To rally support for inner-city schools, Ben Herold will show his documentary about disadvantaged students at no cost on Sept. 25.

If knowledge is power, then it comes at a too hefty a price for promising students in Philadelphia and beyond. This is the primary theme in Ben Herold’s groundbreaking documentary First Person, which chronicles six inner-city students who dream of attending a four-year university.

To rally up support for the education of young Philadelphians, Herold will provide a free citywide screening of the movie on Sept. 25 in more than 55 locations. They include Temple’s Ritter Hall, five branches of the Free Library of Philadelphia, and the broadcast premier on WHYY-TV at 7:30 p.m.

First Person uncovers the barriers faced by six high school students who long for a college education.
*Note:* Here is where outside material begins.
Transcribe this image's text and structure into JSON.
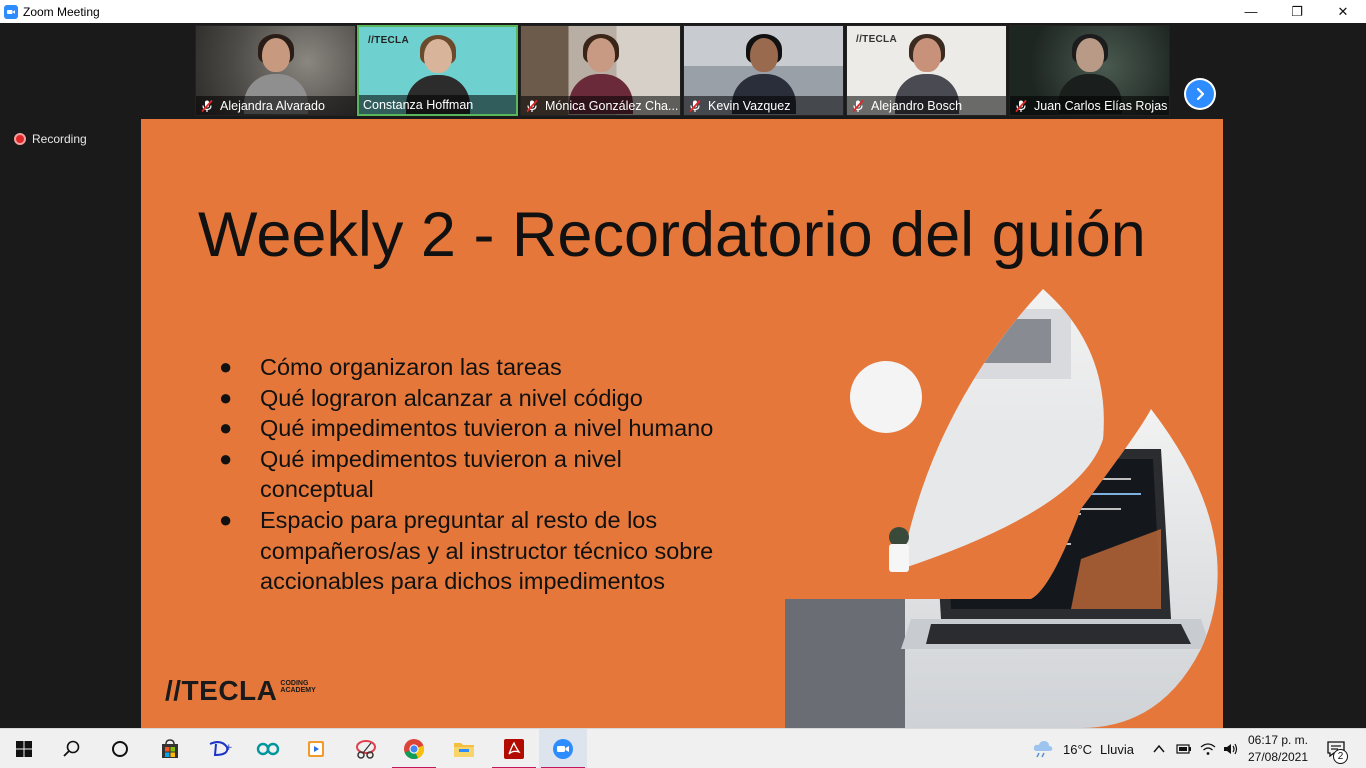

Despite earning satisfactory grades, the film ends with the students failing to gain college admission (Courtesy Lauren Sharp).

“I think that Philly audiences get a sense that these are our city’s kids,” Herold said. “The six students featured [in the documentary] are not all stars and they’re not kids who are going to make it no matter what. But they are also not knuckleheads, corrupts and troublemakers that you hear about on the news.”

The documentary begins on the first day of 11th grade and ends with graduation. It captures intimate portrayals of the students at home, in the classroom and with their loved ones, while they juggle their social and family lives with school and sobriety.

Herold credited much of the momentum surrounding the documentary to Philadelphia Academies Inc., a non-profit organization that helps students develop career-focused goals. The president is none other than the city’s First Lady Lisa Nutter.

“One of the things that the Nutter administration has done that really resonates with First Person is really putting out some ambitious goals as to what we should aspire for as a city, like cut the dropout rate in half and double college graduates,” Herold said.

Achieving such goals will be an upward battle. Herold said that he met the six students while conducting research for his urban studies thesis. They attended Temple’s now-defunct Young Scholars Program, which was a four-year college prep course that provided students with laptops, graphic calculators and – if accepted to Temple – an academic scholarship.

But the program folded before the students could take advantage of its benefits. Furthermore, Herold’s documentary reaches a troubling conclusion when, despite their satisfactory grades, none of the six students are accepted into a four-year university.

Philadelphia is a small part of the larger educational crisis in the United States, but Herold believes that living in the city compounds the problem.

“I think most high schools and secondary education in the U.S. are working off an outdated model that is not geared toward providing real-world experience in a contemporary global community,” he said. “On the other hand, you can’t talk about the problem that young people in Philadelphia face [without mentioning factors] like racism and poverty that create a whole added level of obstacles and challenge.”

Both Herold and Nutter believe that if more adults volunteered in community organizations and mentored young people, they could help to alleviate the problem. Philadelphia Academies Inc. eventually created a fund for the students in First Person to pay for their ongoing education, which Herold believes played a major role in landing four of the six students into college.

Nutter stressed the importance of what she called the “three ships”: internships, mentorships and scholarships for young people. Philadelphia Academies Inc. works with local businesses to host six-week mentoring programs and workshops to develop a rapport with the students and teach them real-world skills like resume writing and mock interviews. But anyone can offer counsel and support to young students.

“Any type of positive adult interaction [helps],” Nutter said. “Sometimes it’s as simple as shaking a kid’s hand, looking them in the eye and asking them where they are headed. These simple interactions really do make a difference, and if they didn’t, they wouldn’t keep remembering them 10 years out.”